A "state machine" is a way of thinking about how a program works: the program maintains a "state" and then changes that state as specified by "transactions". A “replicated state machine” distributes the burden and responsibility for maintaining that changing state across multiple computers in order to provide fault tolerance.
Hedera enables a replicated state machine. Multiple, and potentially adversarial, nodes are able to maintain a consistent representation of the state of a set of data. For instance the amount of HBAR in a set of accounts. As explained in the previous section, transactions are submitted to the network and then the hashgraph algorithm assigns them a consensus timestamp and a place in consensus order. Once all nodes agree on the order for a set of transactions, they apply them to state in that order – one after the other. Each node’s copy of the state thus remains consistent– each node applies (for instance, adjusts the payer & recipient balances for an HBAR payment) the transactions to the state in the agreed-upon order and so maintains an identical state to other nodes at a given moment in time.
The latest state (e.g. the HBAR balances of each account) and the history of the transactions that changed that state are two different data structures with different properties. State is by definition mutable, it constantly changes as transactions are applied to it. It is the history of transactions that is generally envisaged as immutable and irreversible. Separately, state and history present very different storage burdens. At the high throughput that Hedera can support, history will grow very quickly, and so also the burden of storing it. State will grow as well, as new accounts, files, and smart contracts are created, but more slowly.

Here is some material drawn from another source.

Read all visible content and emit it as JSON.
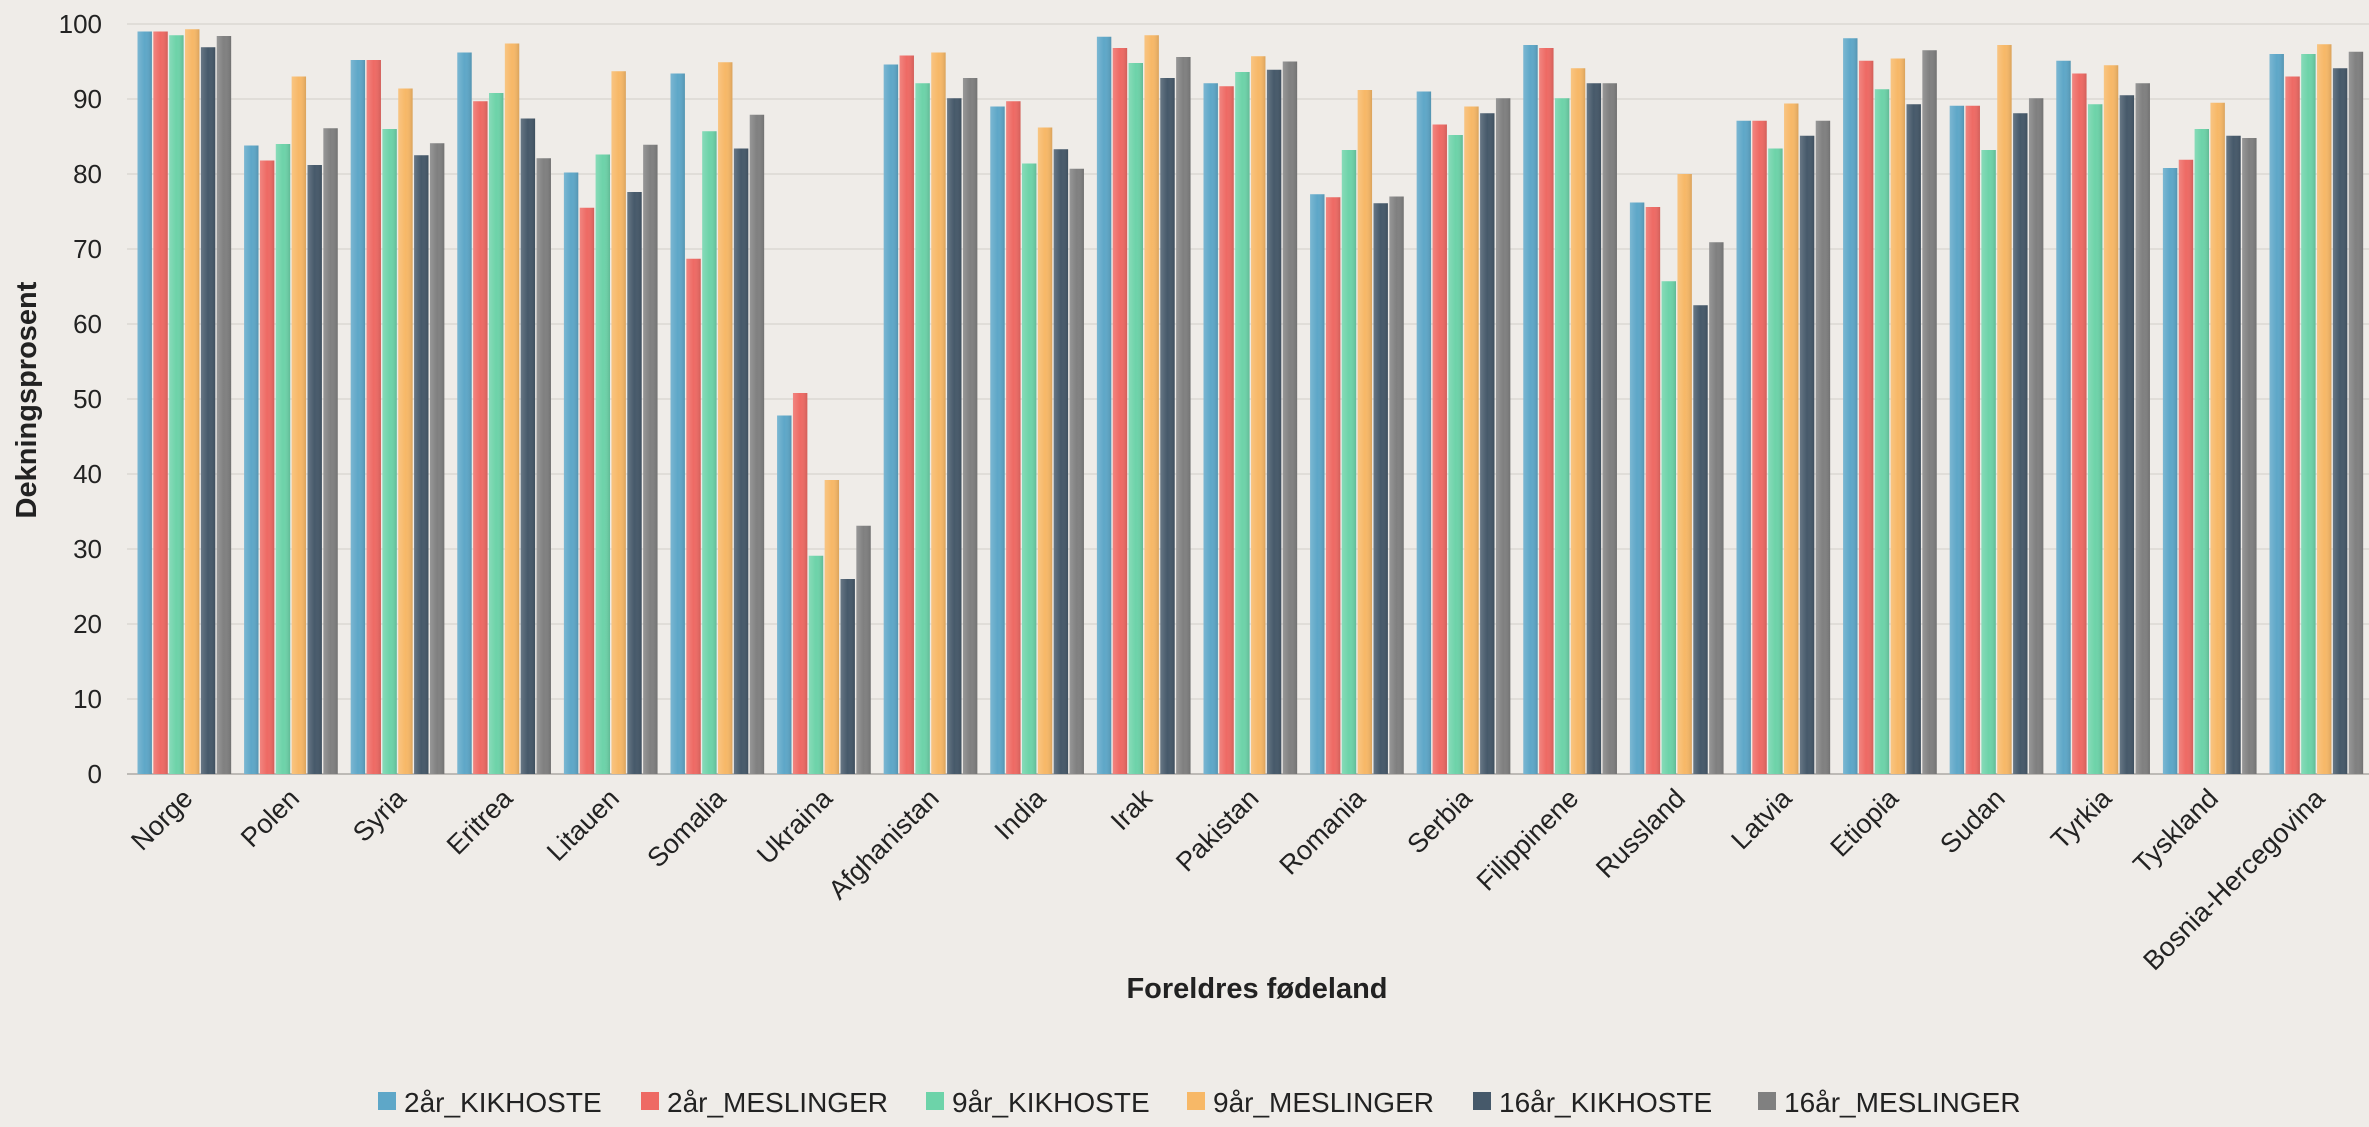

There are three mostly independent functions that a distributed ledger technology (DLT) node can perform - 1) contribute to consensus 2) persist history of transactions, and 3) persist state. As nodes have limited resources, it is generally the case that a node cannot optimally perform all roles – and choices must be made as to which functions to prioritize.
For Hedera mainnet nodes, contributing to consensus and persisting state are the priorities. The hashgraph, which carries within it all the transactions that change the state, is constantly pruned after transactions are assigned a place in consensus order. Mainnet nodes can delete older portions of the hashgraph because the algorithm delivers finality – once a transaction has been assigned a timestamp and ordered and then applied to the state there is no chance that that will be reversed. Consequently, there is no need to keep historical transactions around in case they might be necessary to apply them in a different order. To prevent such historical transactions from filling up the node’s storage, mainnet nodes delete historical transactions.

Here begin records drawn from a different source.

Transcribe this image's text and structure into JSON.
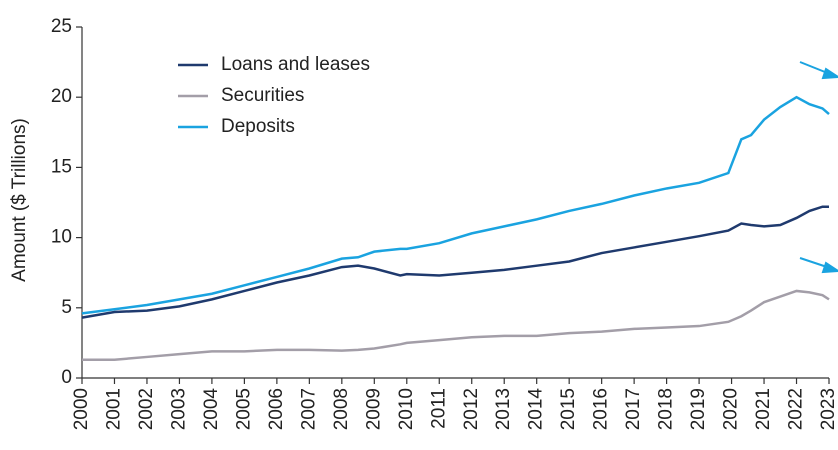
{
  "chart_data": {
    "type": "line",
    "ylabel": "Amount ($ Trillions)",
    "x": [
      2000,
      2001,
      2002,
      2003,
      2004,
      2005,
      2006,
      2007,
      2008,
      2008.5,
      2009,
      2009.8,
      2010,
      2011,
      2012,
      2013,
      2014,
      2015,
      2016,
      2017,
      2018,
      2019,
      2019.9,
      2020.3,
      2020.6,
      2021,
      2021.5,
      2022,
      2022.4,
      2022.8,
      2023
    ],
    "series": [
      {
        "name": "Loans and leases",
        "color": "#1f3a6e",
        "values": [
          4.3,
          4.7,
          4.8,
          5.1,
          5.6,
          6.2,
          6.8,
          7.3,
          7.9,
          8.0,
          7.8,
          7.3,
          7.4,
          7.3,
          7.5,
          7.7,
          8.0,
          8.3,
          8.9,
          9.3,
          9.7,
          10.1,
          10.5,
          11.0,
          10.9,
          10.8,
          10.9,
          11.4,
          11.9,
          12.2,
          12.2
        ]
      },
      {
        "name": "Securities",
        "color": "#a39ea8",
        "values": [
          1.3,
          1.3,
          1.5,
          1.7,
          1.9,
          1.9,
          2.0,
          2.0,
          1.95,
          2.0,
          2.1,
          2.4,
          2.5,
          2.7,
          2.9,
          3.0,
          3.0,
          3.2,
          3.3,
          3.5,
          3.6,
          3.7,
          4.0,
          4.4,
          4.8,
          5.4,
          5.8,
          6.2,
          6.1,
          5.9,
          5.6
        ]
      },
      {
        "name": "Deposits",
        "color": "#1aa3e0",
        "values": [
          4.6,
          4.9,
          5.2,
          5.6,
          6.0,
          6.6,
          7.2,
          7.8,
          8.5,
          8.6,
          9.0,
          9.2,
          9.2,
          9.6,
          10.3,
          10.8,
          11.3,
          11.9,
          12.4,
          13.0,
          13.5,
          13.9,
          14.6,
          17.0,
          17.3,
          18.4,
          19.3,
          20.0,
          19.5,
          19.2,
          18.8
        ]
      }
    ],
    "xlim": [
      2000,
      2023
    ],
    "xticks": [
      2000,
      2001,
      2002,
      2003,
      2004,
      2005,
      2006,
      2007,
      2008,
      2009,
      2010,
      2011,
      2012,
      2013,
      2014,
      2015,
      2016,
      2017,
      2018,
      2019,
      2020,
      2021,
      2022,
      2023
    ],
    "ylim": [
      0,
      25
    ],
    "yticks": [
      0,
      5,
      10,
      15,
      20,
      25
    ],
    "legend": "upper left"
  }
}
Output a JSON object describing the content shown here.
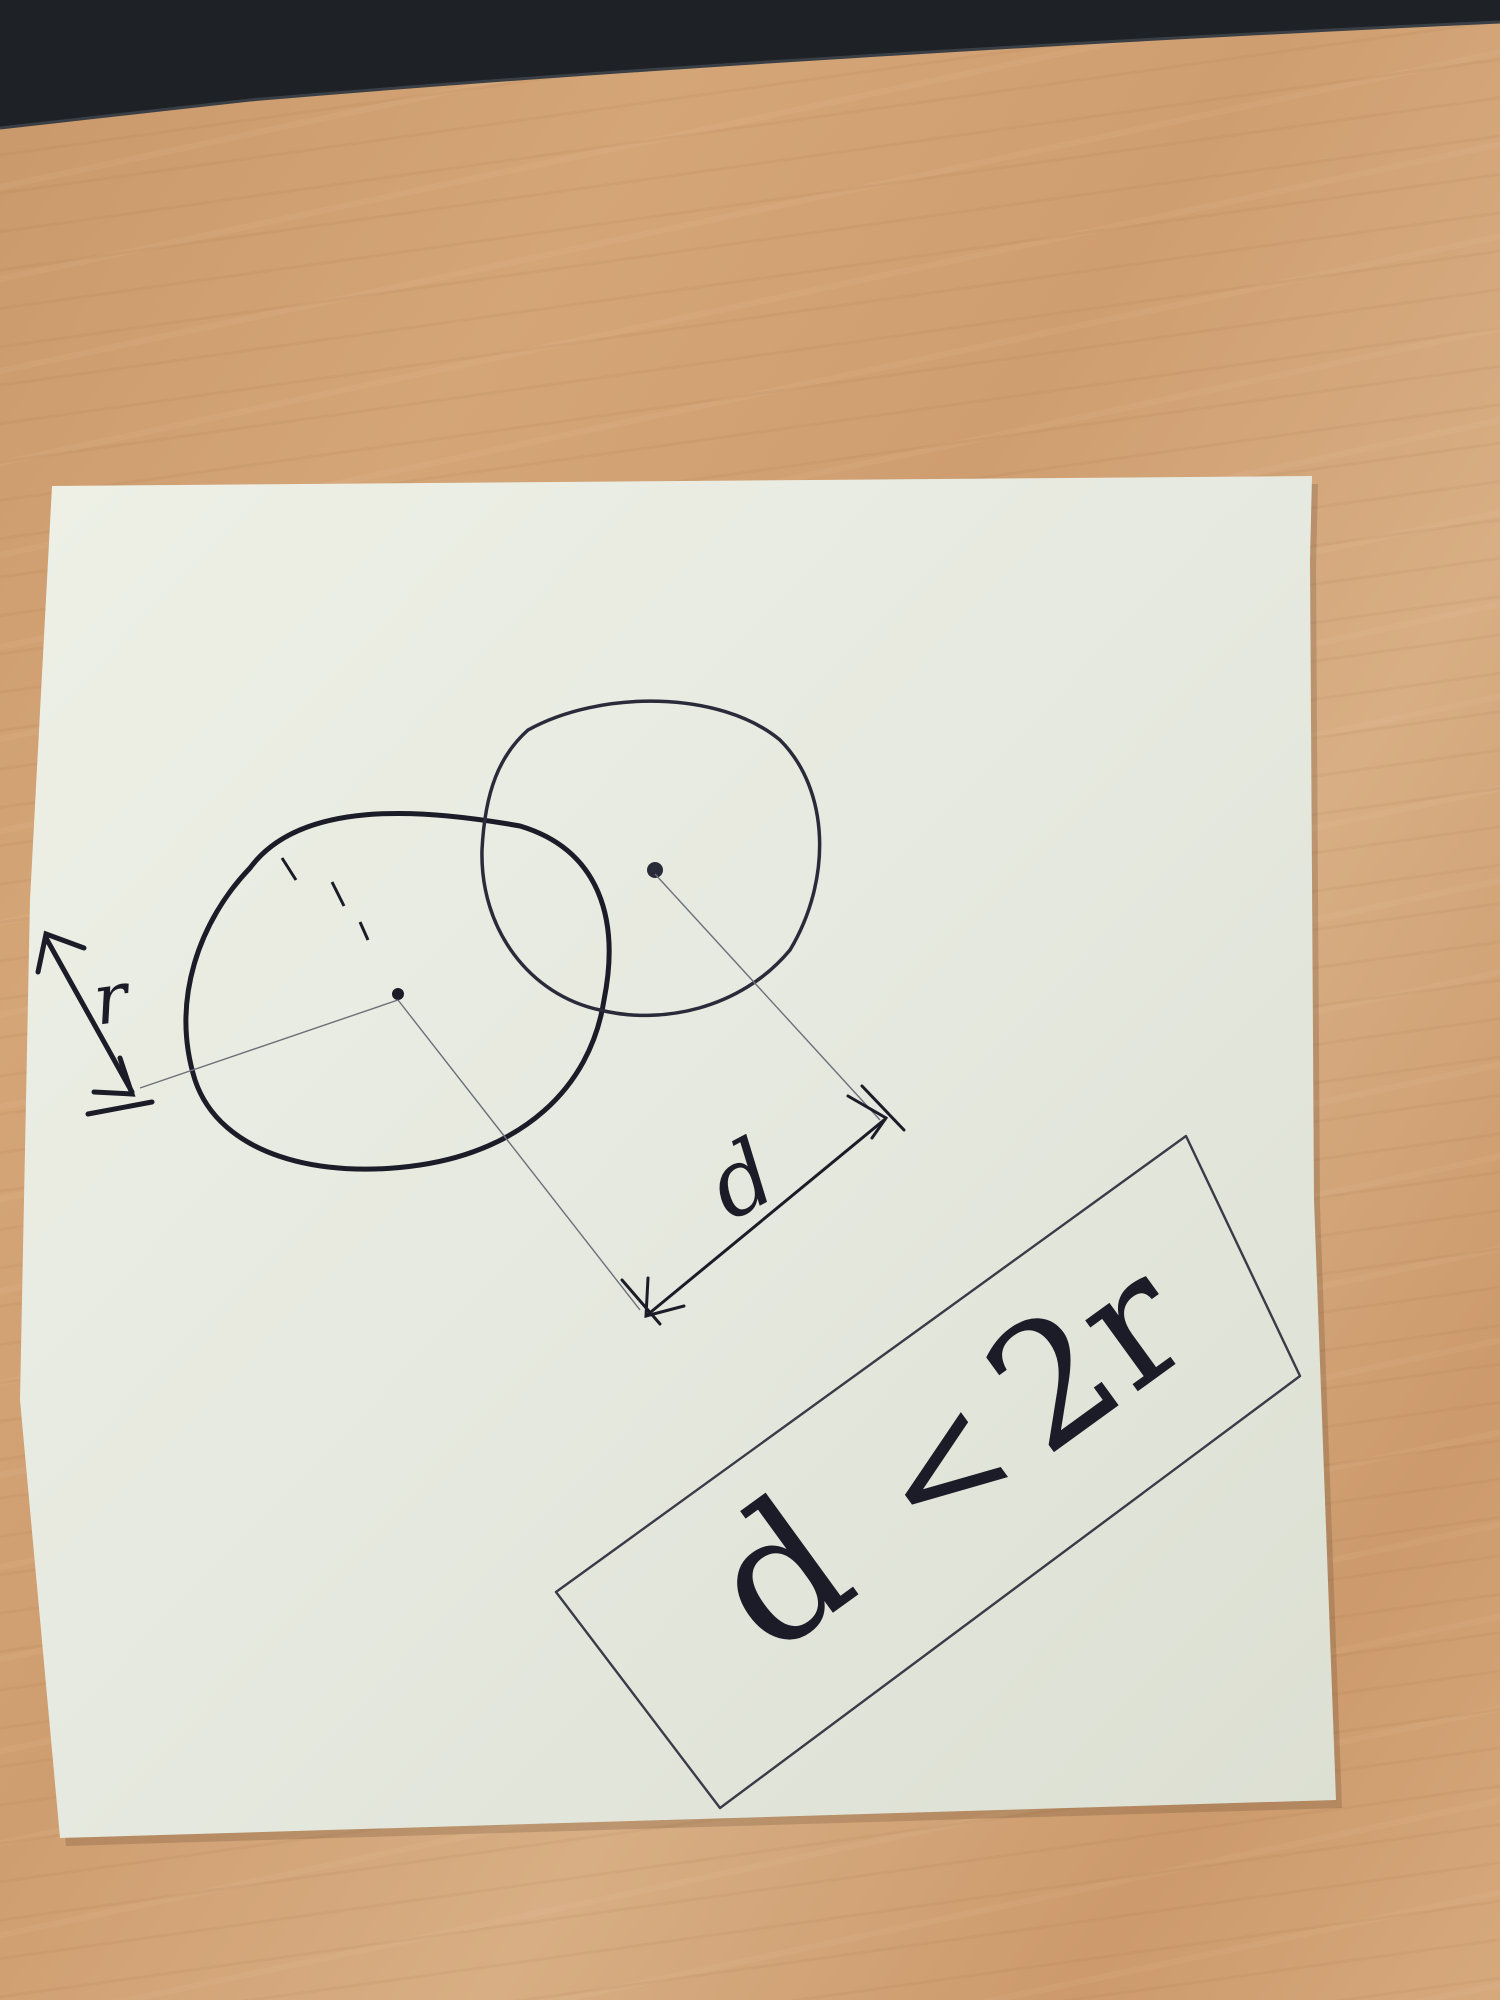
{
  "scene": {
    "description_colors": {
      "desk": "#d4a577",
      "note": "#f0f1e4",
      "ink": "#1c1c28",
      "laptop": "#1e2126"
    }
  },
  "note": {
    "radius_label": "r",
    "distance_label": "d",
    "inequality": {
      "left": "d",
      "operator": "<",
      "right": "2r"
    }
  }
}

But there is value in the history being persisted, even if not by mainnet nodes. An auditor might want to determine the identities of the parties that sent HBAR to a given account, or the times of those transfers, neither of which would be available from the state (e.g. the balances of the accounts) alone.
It is the mirror nodes in the Hedera architecture that, in addition to maintaining state, can also store transaction history. A particular mirror can choose whether to store all history, no history, or possibly only a fraction of the history, perhaps only for particular transaction types, particular accounts, etc. In addition to the history, mirror nodes store information that allows them to prove that their history is correct, even for some kinds of partial histories. So a malicious mirror node is unable to lie about what it is storing. A client seeking a transaction from the past would query an appropriate mirror for the record of that transaction. As the burden of storing history is borne by mirrors and not mainnet nodes, the latter can be optimized for the more fundamental role of consensus and state storage.